Segundo o comandante do Comando de Policiamento de Área do Interior (CPAI-3), coronel Emerson Costa, inicialmente, o Centro Integrado de Operações de Segurança (CIOPS) recebeu um chamado informando um suposto latrocínio que teria como vítima um motorista de aplicativo. No entanto, após a prisão dos suspeitos, a versão foi descartada.
A polícia confirmou que a vítima não era motorista de aplicativo e que mantinha contato com Ana Rayla Monteiro dos Santos, uma das suspeitas, que atuaria como intermediadora de encontros sexuais, a maioria com adolescentes.
De acordo com as informações, Lourenço costumava contratar os serviços da suspeita para intermediar encontros com mulheres e adolescentes. Na última negociação, ele teria solicitado que fosse providenciada uma criança de sete anos, o que levou Ana Rayla a se reunir com integrantes de uma facção criminosa para planejar uma emboscada contra a vítima.
Testemunhas relataram que Lourenço estava aguardando em um terreno na região quando foi surpreendido por criminosos armados, que efetuaram diversos disparos. Após o assassinato, os autores fugiram por uma área de mata próxima.

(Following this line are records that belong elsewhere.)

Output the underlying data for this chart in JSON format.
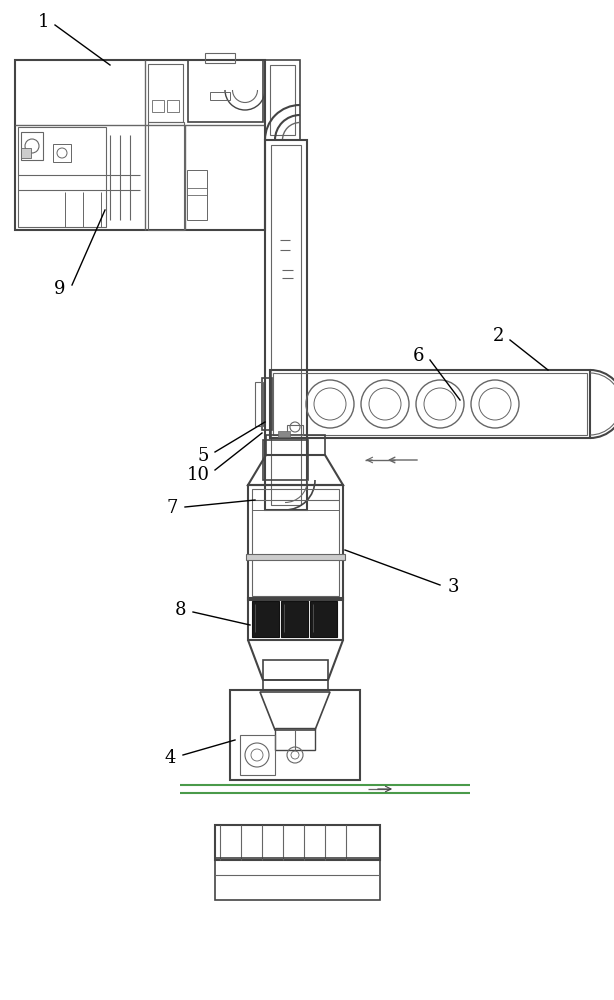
{
  "bg_color": "#ffffff",
  "lc": "#666666",
  "dk": "#444444",
  "blk": "#111111",
  "gr": "#4a9a4a",
  "figsize": [
    6.14,
    10.0
  ],
  "dpi": 100
}
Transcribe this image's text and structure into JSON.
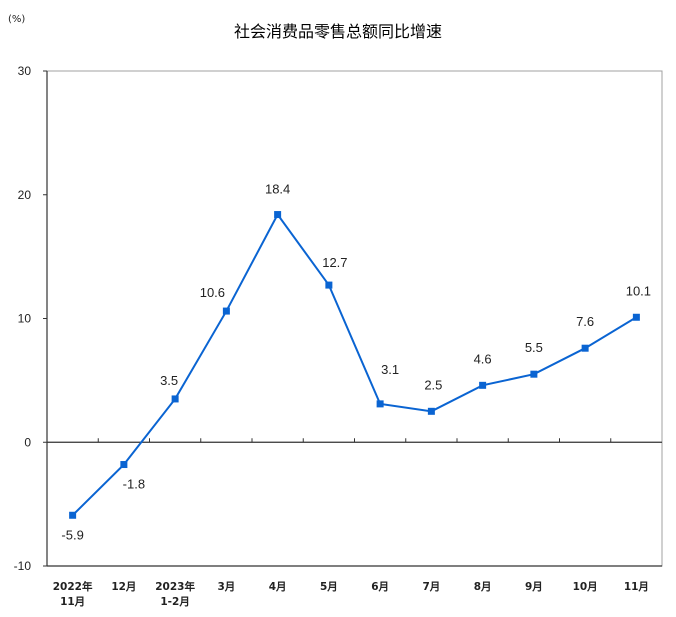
{
  "chart_data": {
    "type": "line",
    "title": "社会消费品零售总额同比增速",
    "unit_label": "(%)",
    "xlabel": "",
    "ylabel": "(%)",
    "ylim": [
      -10,
      30
    ],
    "yticks": [
      30,
      20,
      10,
      0,
      -10
    ],
    "grid": false,
    "legend": null,
    "categories": [
      [
        "2022年",
        "11月"
      ],
      [
        "12月"
      ],
      [
        "2023年",
        "1-2月"
      ],
      [
        "3月"
      ],
      [
        "4月"
      ],
      [
        "5月"
      ],
      [
        "6月"
      ],
      [
        "7月"
      ],
      [
        "8月"
      ],
      [
        "9月"
      ],
      [
        "10月"
      ],
      [
        "11月"
      ]
    ],
    "series": [
      {
        "name": "社会消费品零售总额同比增速",
        "color": "#0a64d2",
        "values": [
          -5.9,
          -1.8,
          3.5,
          10.6,
          18.4,
          12.7,
          3.1,
          2.5,
          4.6,
          5.5,
          7.6,
          10.1
        ],
        "labels": [
          "-5.9",
          "-1.8",
          "3.5",
          "10.6",
          "18.4",
          "12.7",
          "3.1",
          "2.5",
          "4.6",
          "5.5",
          "7.6",
          "10.1"
        ]
      }
    ]
  }
}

Com o apoio do helicóptero do Centro Tático Aéreo (CTA), a Polícia Militar localizou e prendeu um casal suspeito de envolvimento direto no crime. Luis Miguel Monteiro Aguiar e Ana Rayla Monteiro dos Santos foram encontrados escondidos no matagal.
Durante a abordagem, os suspeitos afirmaram integrar uma facção criminosa e relataram que Lourenço teria sido atraído até o local do crime sob a promessa de um encontro. Segundo a polícia, quem efetuou os disparos foram outros integrantes da facção.
Ainda conforme informações repassadas pelo comandante Emerson Costa, a vítima chegou a entrar em luta corporal com um dos executores, em uma tentativa de escapar da execução. A polícia informou que um terceiro homem, já identificado, também participou da ação criminosa e está sendo procurado.
O celular de Ana Rayla foi apreendido e possuía mensagens que indicariam contato entre ela e a vítima. O material será analisado e integrado à investigação. O caso segue sob investigação da Polícia Civil para o completo esclarecimento dos fatos.